Apple is known for not being interested in licensing its technology. For instance, it was one of the only major computer companies never to have licensed its hardware or software to “clone” computer makers who created compatible and competing Macs. That changed briefly in the 1990s, but as soon as Steve Jobs returned to Apple, he ended that practice.
Because of this, you might expect that Apple would not have been interested in licensing the iPod or allowing anyone else to sell a version of it. But that’s not true.

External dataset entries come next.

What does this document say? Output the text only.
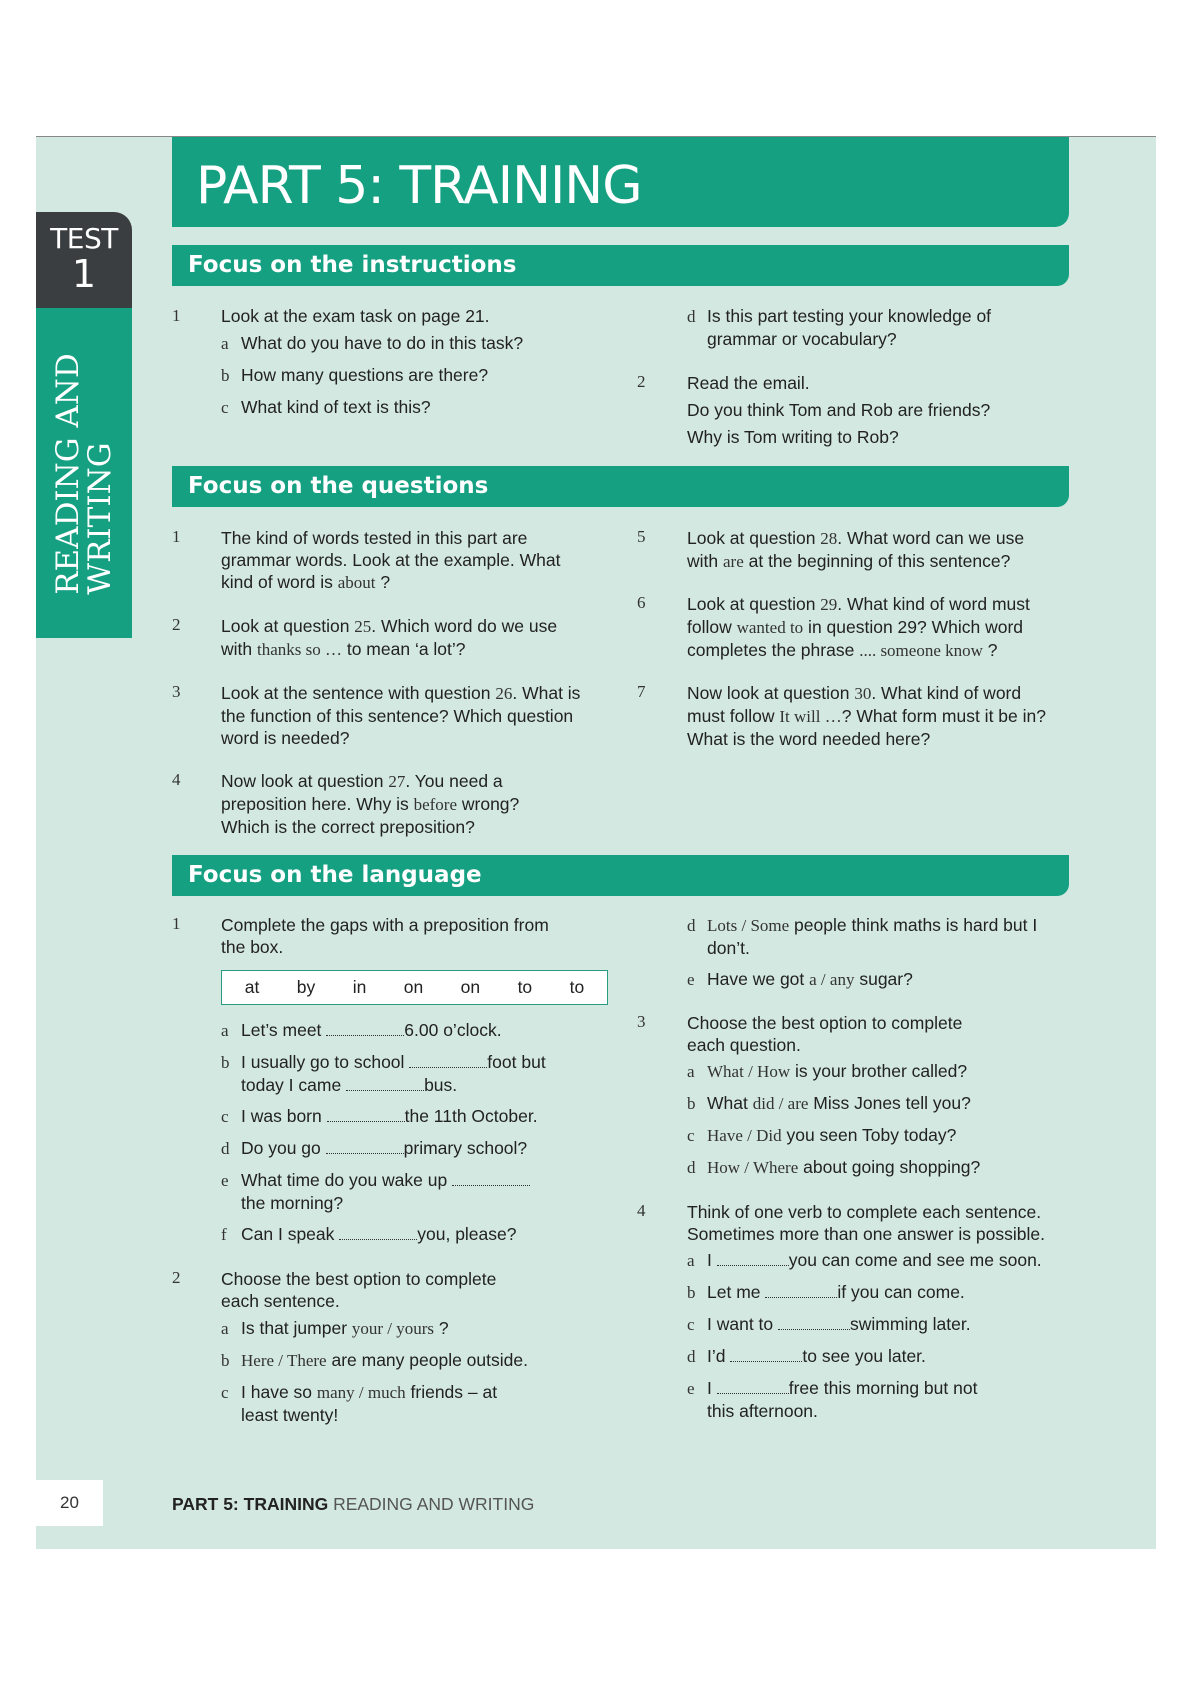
PART 5: TRAINING
TEST
1
READING AND
WRITING
Focus on the instructions
1 Look at the exam task on page 21.
a What do you have to do in this task?
b How many questions are there?
c What kind of text is this?
d Is this part testing your knowledge of
grammar or vocabulary?
2 Read the email.
Do you think Tom and Rob are friends?
Why is Tom writing to Rob?
Focus on the questions
1 The kind of words tested in this part are
grammar words. Look at the example. What
kind of word is about ?
2 Look at question 25. Which word do we use
with thanks so … to mean ‘a lot’?
3 Look at the sentence with question 26. What is
the function of this sentence? Which question
word is needed?
4 Now look at question 27. You need a
preposition here. Why is before wrong?
Which is the correct preposition?
5 Look at question 28. What word can we use
with are at the beginning of this sentence?
6 Look at question 29. What kind of word must
follow wanted to in question 29? Which word
completes the phrase .... someone know ?
7 Now look at question 30. What kind of word
must follow It will …? What form must it be in?
What is the word needed here?
Focus on the language
1 Complete the gaps with a preposition from
the box.
at by in on on to to
a Let’s meet	6.00 o’clock.
b I usually go to school	foot but
today I came	bus.
c I was born	the 11th October.
d Do you go	primary school?
e What time do you wake up
the morning?
f Can I speak	you, please?
2 Choose the best option to complete
each sentence.
a Is that jumper your / yours ?
b Here / There are many people outside.
c I have so many / much friends – at
least twenty!
d Lots / Some people think maths is hard but I
don’t.
e Have we got a / any sugar?
3 Choose the best option to complete
each question.
a What / How is your brother called?
b What did / are Miss Jones tell you?
c Have / Did you seen Toby today?
d How / Where about going shopping?
4 Think of one verb to complete each sentence.
Sometimes more than one answer is possible.
a I	you can come and see me soon.
b Let me	if you can come.
c I want to	swimming later.
d I’d	to see you later.
e I	free this morning but not
this afternoon.
20	PART 5: TRAINING READING AND WRITING
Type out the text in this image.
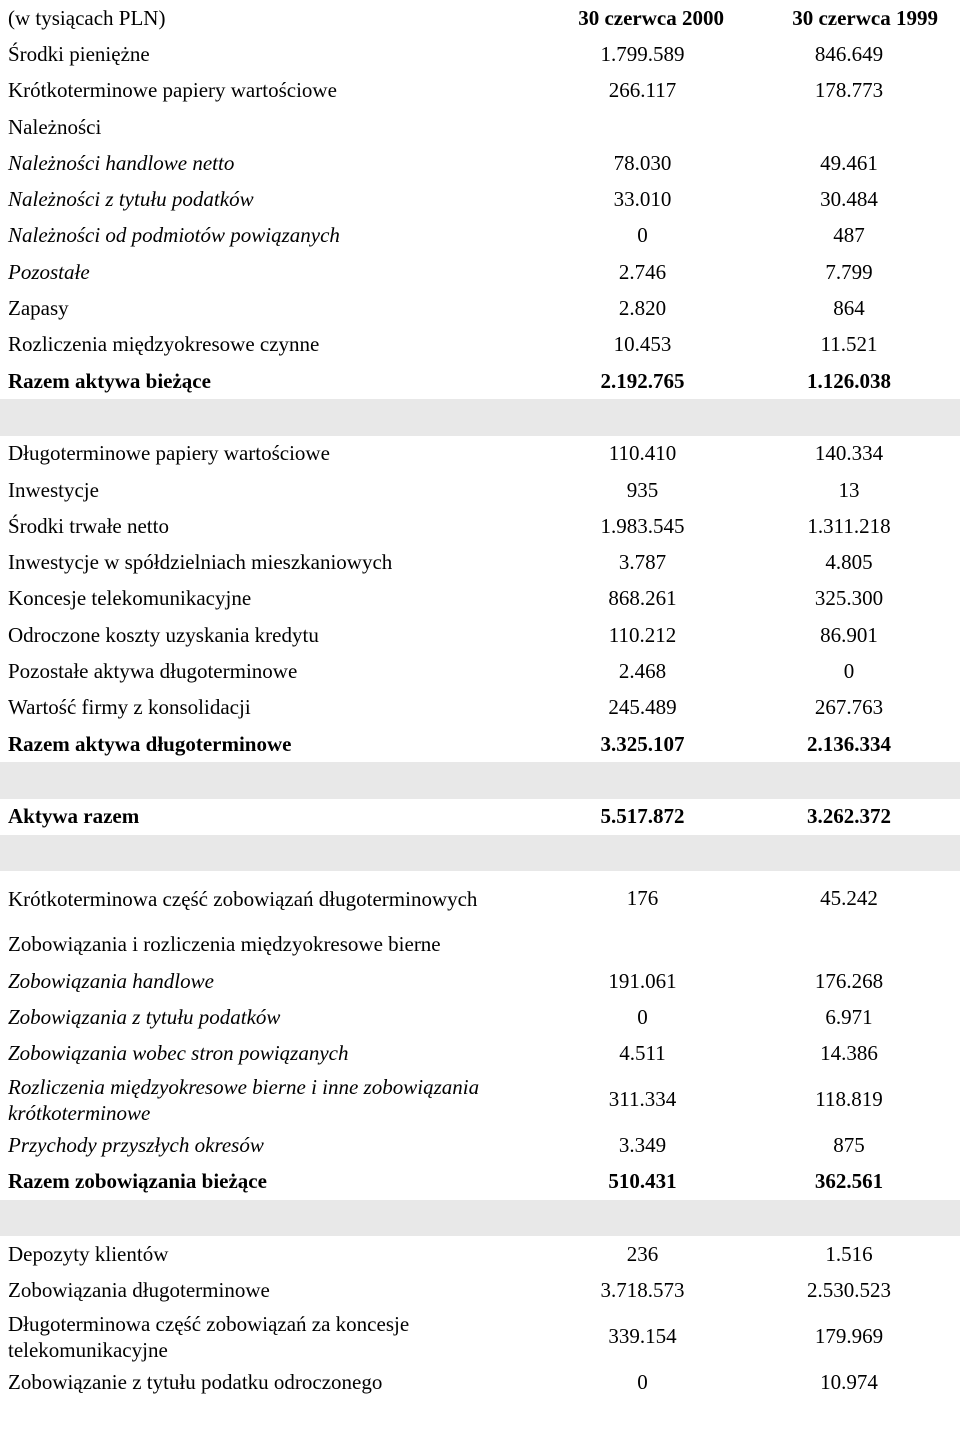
(w tysiącach PLN)	30 czerwca 2000	30 czerwca 1999
Środki pieniężne	1.799.589	846.649
Krótkoterminowe papiery wartościowe	266.117	178.773
Należności
Należności handlowe netto	78.030	49.461
Należności z tytułu podatków	33.010	30.484
Należności od podmiotów powiązanych	0	487
Pozostałe	2.746	7.799
Zapasy	2.820	864
Rozliczenia międzyokresowe czynne	10.453	11.521
Razem aktywa bieżące	2.192.765	1.126.038
Długoterminowe papiery wartościowe	110.410	140.334
Inwestycje	935	13
Środki trwałe netto	1.983.545	1.311.218
Inwestycje w spółdzielniach mieszkaniowych	3.787	4.805
Koncesje telekomunikacyjne	868.261	325.300
Odroczone koszty uzyskania kredytu	110.212	86.901
Pozostałe aktywa długoterminowe	2.468	0
Wartość firmy z konsolidacji	245.489	267.763
Razem aktywa długoterminowe	3.325.107	2.136.334
Aktywa razem	5.517.872	3.262.372
Krótkoterminowa część zobowiązań długoterminowych	176	45.242
Zobowiązania i rozliczenia międzyokresowe bierne
Zobowiązania handlowe	191.061	176.268
Zobowiązania z tytułu podatków	0	6.971
Zobowiązania wobec stron powiązanych	4.511	14.386
Rozliczenia międzyokresowe bierne i inne zobowiązania krótkoterminowe
311.334	118.819
Przychody przyszłych okresów	3.349	875
Razem zobowiązania bieżące	510.431	362.561
Depozyty klientów	236	1.516
Zobowiązania długoterminowe	3.718.573	2.530.523
Długoterminowa część zobowiązań za koncesje telekomunikacyjne
339.154	179.969
Zobowiązanie z tytułu podatku odroczonego	0	10.974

Perhaps because the company had learned from its failure to license the Mac OS (some observers think that Apple would have a much larger computer marketshare if it had done so) or perhaps because it wanted to expand possible sales, in 2004, Apple licensed the iPod to Hewlett-Packard.
On January 8, 2004, HP announced that it would begin selling its own version of the iPod – basically it was a standard iPod with the HP logo on it. It sold this iPod for a while, and even launched a TV advertising campaign for it. HP’s iPod accounted for 5% of total iPod sales at one time.
Not even 18 months later, though, HP announced it would no longer sell its HP-branded iPod, citing Apple’s difficult terms (something many telecoms complained about when Apple was shopping for a deal for the iPhone).
Since there, no other company has licensed the iPod and, with the runaway success the iPod has become, it seems unlikely that another will any time soon.